恐る恐る彼女の顔を見れば、紫は……紫の顔が薄らと透明になり始め、背後の畑の情景が現れ始めていたのだ。 消滅、という二文字が浮かんだ。
私たちは、人に認知されてこそ、恐れられてこそその存在を維持することが出来る。
ならば、人に認知されなくなった私たちの末路は、死よりも恐ろしい。
誰からもその存在を認識されなくなり、その場所、時間にいたという事実さえ人の記憶から忘れ去られ、肉体を消滅させ魂が壊れる。
死体さえも残らない……
「貴女にこの情報を……伝えたくて…多分、私より長生き…しそうな貴女に……貴女ならこの記憶を有効につかってくれるはずだから」
彼女、紫を私は……良き好敵手とも、信頼できる友人だとも思っている。
色々あった仲だ、いくら嫌おうともいくら避けようとも、紫が友だという事実には変わりがない。
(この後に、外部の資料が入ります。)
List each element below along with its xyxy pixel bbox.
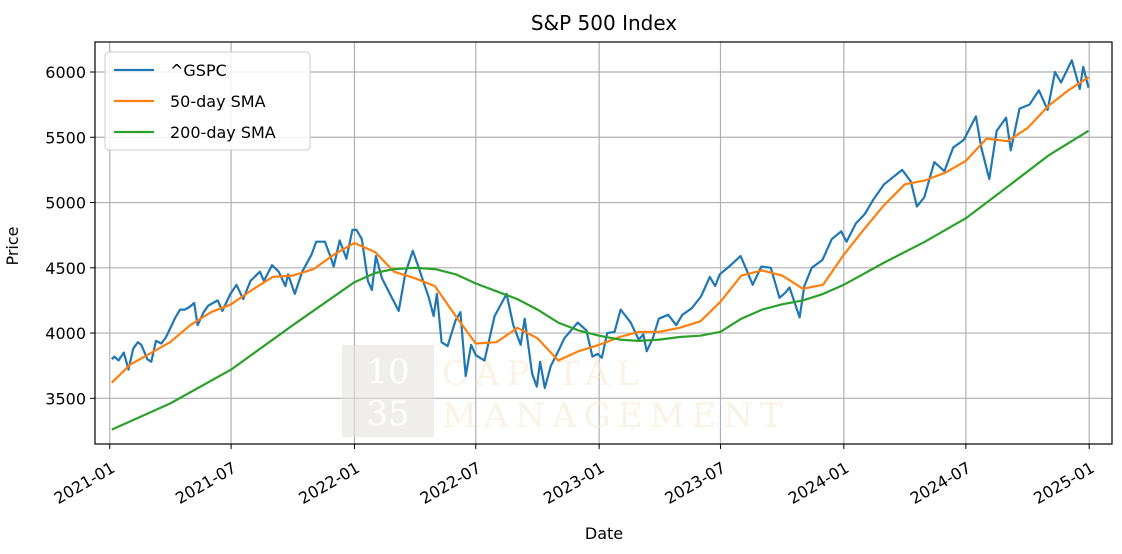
plot-frame — [94, 41, 1113, 445]
legend-label: 200-day SMA — [170, 123, 276, 142]
y-tick-label: 6000 — [45, 63, 86, 82]
y-tick-label: 4500 — [45, 259, 86, 278]
legend-box — [104, 51, 311, 151]
legend: ^GSPC 50-day SMA 200-day SMA — [104, 51, 311, 151]
grid — [95, 42, 1112, 444]
legend-label: 50-day SMA — [170, 92, 266, 111]
lines — [111, 59, 1090, 431]
chart-title: S&P 500 Index — [531, 11, 677, 35]
axes — [94, 41, 1113, 445]
y-tick-label: 5500 — [45, 128, 86, 147]
watermark: 10 35 CAPITAL MANAGEMENT — [342, 345, 790, 437]
series-line-50-day-sma — [111, 76, 1090, 384]
y-tick-label: 5000 — [45, 194, 86, 213]
series-line-gspc — [111, 59, 1090, 389]
watermark-digits-bottom: 35 — [366, 394, 409, 434]
y-axis-title: Price — [3, 226, 22, 265]
watermark-logo-box — [342, 345, 434, 437]
x-axis-title: Date — [585, 524, 623, 543]
watermark-digits-top: 10 — [366, 352, 409, 392]
y-tick-label: 3500 — [45, 389, 86, 408]
legend-label: ^GSPC — [170, 61, 227, 80]
watermark-word-bottom: MANAGEMENT — [442, 396, 790, 436]
y-tick-label: 4000 — [45, 324, 86, 343]
watermark-word-top: CAPITAL — [442, 354, 646, 394]
series-line-200-day-sma — [111, 129, 1090, 431]
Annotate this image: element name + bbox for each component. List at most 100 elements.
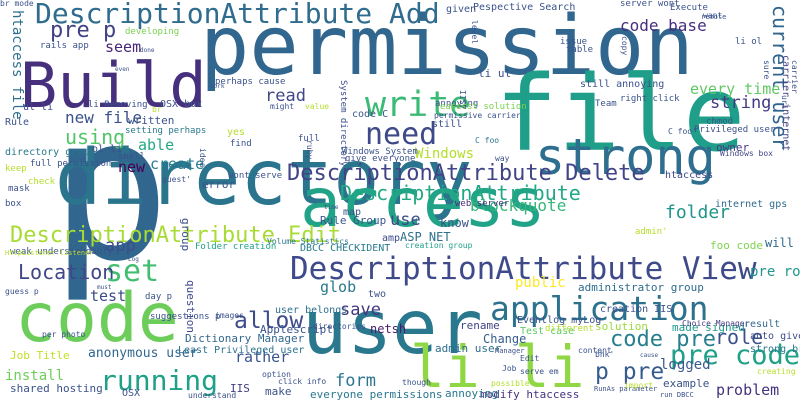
- word-cloud-term: set: [105, 254, 160, 289]
- word-cloud-term: web server: [455, 199, 510, 209]
- word-cloud-term: result: [744, 319, 781, 330]
- word-cloud-term: use: [390, 210, 421, 230]
- word-cloud-term: group: [179, 218, 192, 252]
- word-cloud-term: internet gps: [715, 199, 788, 210]
- word-cloud-term: save: [340, 300, 381, 320]
- word-cloud-term: Location: [18, 260, 115, 284]
- word-cloud-term: problem: [716, 381, 780, 399]
- word-cloud-term: Test case: [520, 326, 575, 337]
- word-cloud-term: Windows System: [342, 147, 418, 157]
- word-cloud-term: run DBCC: [660, 391, 694, 399]
- word-cloud-term: value: [305, 102, 330, 111]
- word-cloud-term: public: [515, 275, 566, 291]
- word-cloud-term: li ul: [478, 67, 512, 80]
- word-cloud-term: IIS: [230, 382, 250, 395]
- word-cloud-term: amp: [382, 233, 401, 244]
- word-cloud-term: option: [262, 370, 291, 379]
- word-cloud-term: easiest solution: [440, 102, 527, 112]
- word-cloud-term: application: [490, 289, 709, 328]
- word-cloud-term: code C: [352, 109, 389, 120]
- word-cloud-term: full: [298, 134, 320, 144]
- word-cloud-term: day p: [145, 292, 173, 302]
- word-cloud-term: still annoying: [580, 79, 665, 90]
- word-cloud-term: htaccess: [665, 170, 714, 181]
- word-cloud-term: remote: [701, 13, 727, 21]
- word-cloud-term: Windows box: [720, 149, 773, 158]
- word-cloud-term: directories: [313, 322, 366, 331]
- word-cloud-term: shell: [118, 152, 146, 162]
- word-cloud-term: code pre: [610, 327, 716, 352]
- word-cloud-term: images: [215, 311, 244, 320]
- word-cloud-term: read: [265, 86, 306, 106]
- word-cloud-term: will: [765, 236, 794, 250]
- word-cloud-term: even: [115, 66, 130, 73]
- word-cloud-term: way: [495, 154, 510, 163]
- word-cloud-term: glob: [320, 278, 357, 296]
- word-cloud-term: owner: [716, 141, 750, 154]
- word-cloud-term: directory group: [5, 147, 96, 158]
- word-cloud-term: check: [28, 177, 56, 187]
- word-cloud-term: modify htaccess: [480, 388, 580, 400]
- word-cloud-term: ASP NET: [400, 230, 451, 244]
- word-cloud-term: IIS7: [458, 90, 467, 110]
- word-cloud-term: DescriptionAttribute View: [290, 251, 757, 287]
- word-cloud-term: Volume Statistics: [267, 237, 349, 246]
- word-cloud-term: app: [105, 236, 136, 256]
- word-cloud-term: full permission: [30, 159, 112, 169]
- word-cloud-term: possible: [491, 379, 530, 388]
- word-cloud-term: administrator group: [578, 281, 704, 294]
- word-cloud-term: might: [270, 102, 295, 111]
- word-cloud-term: netsh: [370, 322, 407, 336]
- word-cloud-term: anonymous user: [88, 346, 198, 361]
- word-cloud-term: code base: [620, 16, 707, 35]
- word-cloud-term: guest': [162, 175, 191, 184]
- word-cloud-term: Pespective Search: [473, 2, 576, 13]
- word-cloud-term: strong: [535, 128, 716, 186]
- word-cloud-term: DBCC CHECKIDENT: [300, 243, 391, 254]
- word-cloud-term: every time: [690, 80, 781, 98]
- word-cloud-term: give everyone: [345, 154, 416, 164]
- word-cloud-term: pre p: [50, 18, 117, 43]
- word-cloud-term: carrier: [790, 60, 799, 94]
- word-cloud-term: idea: [198, 148, 207, 168]
- word-cloud-term: br: [152, 105, 162, 114]
- word-cloud-term: DescriptionAttribute Delete: [287, 161, 645, 186]
- word-cloud-term: Execute: [670, 3, 708, 13]
- word-cloud-term: Change: [483, 332, 527, 346]
- word-cloud-term: Rule Group: [320, 214, 387, 227]
- word-cloud-term: access: [300, 164, 546, 243]
- word-cloud-term: li Removing: [88, 100, 148, 110]
- word-cloud-term: box: [5, 199, 22, 209]
- word-cloud-term: file: [495, 53, 746, 175]
- word-cloud-term: role: [715, 325, 764, 349]
- word-cloud-term: new file: [65, 108, 143, 127]
- word-cloud-term: install: [5, 368, 65, 384]
- word-cloud-term: Manager: [495, 347, 525, 355]
- word-cloud-term: import: [624, 381, 653, 390]
- word-cloud-term: test: [90, 287, 127, 305]
- word-cloud-term: weak understandably: [10, 247, 113, 257]
- word-cloud-term: create: [150, 155, 205, 173]
- word-cloud-term: htaccess file: [9, 10, 25, 120]
- word-cloud-term: form: [335, 371, 376, 391]
- word-cloud-term: br mode: [0, 0, 34, 8]
- word-cloud-term: running: [100, 364, 219, 397]
- word-cloud-term: rename: [460, 319, 500, 332]
- word-cloud-term: work: [210, 83, 225, 90]
- word-cloud-term: Build: [20, 49, 207, 122]
- word-cloud-term: copy: [620, 36, 629, 56]
- word-cloud-term: setting perhaps: [125, 126, 207, 136]
- word-cloud-term: Folder creation: [195, 242, 277, 252]
- word-cloud-term: error: [202, 178, 236, 191]
- word-cloud-term: written: [128, 114, 175, 127]
- word-cloud-term: string: [710, 93, 772, 113]
- word-cloud-term: code: [15, 279, 179, 358]
- word-cloud-term: System directory: [338, 80, 348, 167]
- word-cloud-term: cause: [640, 352, 659, 359]
- word-cloud-term: ruby: [305, 140, 314, 160]
- word-cloud-term: Least Privileged user: [178, 345, 305, 356]
- word-cloud-term: issue: [560, 37, 588, 47]
- word-cloud-term: rather: [235, 348, 290, 366]
- word-cloud-term: Privileged user: [694, 125, 776, 135]
- word-cloud-term: rails app: [40, 41, 89, 51]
だからこそ、そんな彼女が消えてしまうのは、半身をもがれたように辛く胸が痛く締め付けられた。 紫の手が離れると、自然と顔がうつむきがちになる。
頬から暖かい滴がこぼれ落ち、服をぽつぽつと斑に濡らす。 お前は、消える間際にまで私に謎を残していくのか。
自分の知らない問題を他人に押し付けてそれで満足なのか。
湧き上がる感情のままに紫にぶつけようとした言葉が、喉元でつっかえて出てこない。
そんなはずがないのだ、紫こそが一番無念だったはずだ。
いつも自分の作った世界のためにあれやこれやと動き回り、粉骨砕身を尽くしていた彼女が今回の件を、異変を自分で調べたくなかったはずがないのだ。
「ねえ幽香」
ふと涙に顔をぬらした紫が顔を上げ、私の手を握って、精一杯の笑みを浮かべたのだ。
紫がこの次になにを言おうとしているのかが、嫌と言うほど分か る。 だからこそ、私はその言葉を聞きたくはなかった。
口に出してしまえば、それが事実になってしまうような、何の脈略もない恐怖がせり上がってくる。